The latch would not give way. He had to step back and kick at hi, not once but twice, and then finally place all his weight behind the thrust before sending the top flying inward.

“ Stay inside, sweetheart,” he told her, forgetting that she could not hear him. “The patriots are fighting for Liberty today!”

Have you ever heard such overwrought words? “The patriots are fighting for Liberty today!” With a very large exclamation point at that. In the middle of a fight, when his own safety hung in the balance. At any moment he might be discovered. At any moment he might be killed.

“ The patriots are fighting for Liberty today!”

Corny? But whose fault is that, if that was the reality? Does not everything noble sound, under some circumstances stripped of its context, overwrought?

Such words build revolutions and legends. They inspire minds and warm hearts in the cold realities of the trenches, keeping blistering feet trudging along the line toward the most distant goals.

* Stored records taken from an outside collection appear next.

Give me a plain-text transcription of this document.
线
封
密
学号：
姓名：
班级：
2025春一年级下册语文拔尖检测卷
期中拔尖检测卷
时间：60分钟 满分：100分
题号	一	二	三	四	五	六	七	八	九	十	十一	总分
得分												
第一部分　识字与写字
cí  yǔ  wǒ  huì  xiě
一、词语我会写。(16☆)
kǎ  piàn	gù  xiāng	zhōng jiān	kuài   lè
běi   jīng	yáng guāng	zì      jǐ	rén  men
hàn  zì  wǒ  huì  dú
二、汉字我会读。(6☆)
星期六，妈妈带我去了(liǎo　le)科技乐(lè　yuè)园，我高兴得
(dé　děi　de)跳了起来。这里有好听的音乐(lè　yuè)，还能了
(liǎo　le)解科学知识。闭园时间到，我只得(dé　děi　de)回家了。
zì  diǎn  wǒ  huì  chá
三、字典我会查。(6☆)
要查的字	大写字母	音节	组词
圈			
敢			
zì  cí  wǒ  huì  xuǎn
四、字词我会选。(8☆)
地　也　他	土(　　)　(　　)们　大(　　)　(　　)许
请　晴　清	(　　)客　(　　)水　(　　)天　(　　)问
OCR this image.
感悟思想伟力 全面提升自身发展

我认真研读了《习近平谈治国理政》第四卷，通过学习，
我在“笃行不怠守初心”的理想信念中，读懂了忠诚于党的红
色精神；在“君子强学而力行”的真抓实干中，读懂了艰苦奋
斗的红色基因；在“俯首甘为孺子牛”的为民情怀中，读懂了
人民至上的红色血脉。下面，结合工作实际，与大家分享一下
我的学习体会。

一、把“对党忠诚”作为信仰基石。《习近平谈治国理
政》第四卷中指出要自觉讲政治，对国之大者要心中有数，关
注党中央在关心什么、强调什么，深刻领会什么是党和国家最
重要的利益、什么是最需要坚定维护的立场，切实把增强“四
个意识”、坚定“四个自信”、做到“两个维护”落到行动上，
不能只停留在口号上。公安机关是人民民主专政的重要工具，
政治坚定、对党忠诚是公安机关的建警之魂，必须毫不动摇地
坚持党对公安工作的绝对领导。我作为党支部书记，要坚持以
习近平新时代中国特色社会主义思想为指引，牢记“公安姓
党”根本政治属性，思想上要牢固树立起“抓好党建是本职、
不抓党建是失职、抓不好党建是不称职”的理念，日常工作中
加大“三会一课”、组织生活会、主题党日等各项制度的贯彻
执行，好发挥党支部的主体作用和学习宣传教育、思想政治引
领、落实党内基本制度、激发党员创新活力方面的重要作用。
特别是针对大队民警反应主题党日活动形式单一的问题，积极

“ The patriots are fighting for Liberty today!”

Jake jumped back out into the street, right behind the rear guard, just as van Clynne pulled his chariot across the road in all its fiery glory. Jake leaned back and lit the bomb as the troops and their prisoners began shouting in alarm and confusion.

The explosion, loud to begin with, was amplified by the closeness of the buildings to the street. The shock waves were such that the ground trembled and people ten blocks away thought the world surely had come to an end. No glass within a hundred yards remained intact, and two-thirds of the British guard fell over like bugs catching a whiff of Dr. Pete’s Miraculous Fly Powder. The rest were dazed, groping for their weapons as well as their senses, and had been rendered suddenly deaf.

As was Jake.

At least he had been expecting the blast. He shook his head a few times and ran forward, pistol in hand. The disposition of the force was not immediately clear in the smoke and dust, and he moved cautiously, still getting his bearings as he hopped over the prostrate bodies of the fallen guards.

Van Clynne, meanwhile, had been thrown from the wagon by the concussion. Spitting out a mouthful of dirt, he rose and grabbed his musket, standing in the center of a silent street.